Lula’s one-time persecutor, the judge and former justice minister Sergio Moro, may soon come under investigation himself. The Court is tied 2-2 on this score, with a final vote still to come in. Justice Gilmar Mendes, who voted to investigate him, treated Brazilians to a magisterial critique of both Moro and the Lava Jato anti-corruption probe. The New York Times, formerly a champion of Moro, has run several op-ed pieces noting that in the name of fighting corruption, he led the Brazilian judiciary into the largest corruption scandal of its chequered history. This was done with the complicity of all major media outlets, domestic and international, as well as the US Treasury and Justice Department. It resulted in the destruction of Brazil’s two leading firms – the state oil company, Petrobras, and the engineering giant Odebrecht – as well as the election of Bolsonaro, which couldn’t have happened without Lula’s imprisonment.
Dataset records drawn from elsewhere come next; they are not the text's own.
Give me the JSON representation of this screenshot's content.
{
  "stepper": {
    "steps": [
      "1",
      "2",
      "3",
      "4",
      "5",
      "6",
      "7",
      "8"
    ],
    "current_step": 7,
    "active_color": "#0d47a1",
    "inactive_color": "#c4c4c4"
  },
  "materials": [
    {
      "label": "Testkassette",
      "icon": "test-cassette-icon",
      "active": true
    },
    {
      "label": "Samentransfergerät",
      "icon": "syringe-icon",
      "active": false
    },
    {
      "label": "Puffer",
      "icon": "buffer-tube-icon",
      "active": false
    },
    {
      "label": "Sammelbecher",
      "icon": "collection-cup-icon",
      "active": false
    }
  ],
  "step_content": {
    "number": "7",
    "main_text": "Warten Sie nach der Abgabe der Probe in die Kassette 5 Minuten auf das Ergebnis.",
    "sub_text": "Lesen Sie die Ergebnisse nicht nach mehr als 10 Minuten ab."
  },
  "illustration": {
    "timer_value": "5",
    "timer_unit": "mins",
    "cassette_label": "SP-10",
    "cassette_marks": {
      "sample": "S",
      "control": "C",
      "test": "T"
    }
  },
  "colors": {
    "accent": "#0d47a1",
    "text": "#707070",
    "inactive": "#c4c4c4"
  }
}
Recently leaked voice messages leave little doubt as to prosecutorial and judicial lawbreaking, including the suppression of key evidence.
The latest polls have Lula and Bolsonaro neck and neck in the first round, and predict a second-round victory for Lula. Bolsonaro’s response has been predictably flat-footed and inflexible. He repeats the canard that Lula and the PT are corrupt, yet has taken up parroting Lula’s speeches. The centre-left and centre-right, sensing their electoral chances slipping away, have called for a centrist coalition (which, for any number of reasons, is unlikely to materialise). Lula’s spokesman during his first term, André Singer – one of Brazil’s leading intellectuals and political analysts – thinks Lula has a better a chance against Bolsonaro in 2022 than he had in 2018, when he was leading by more than 12 points before he was forced to pull out of the race. A recent poll in Estado de São Paulo (which is hostile to the PT) had Lula winning by the same margin in 2022.
The question of what sort of country Lula would inherit were he to win, and what he could do to fix it, or at least arrest the velocity of destruction, remains open. But like Brazil – especially north-eastern Brazil, where Lula is from, and where his dominance was never challenged – Lula has been down many times before, and, miraculously, has come back every time. Like the people he hopes to govern again, he is a man of unshakeable faith and optimism. May it prove contagious.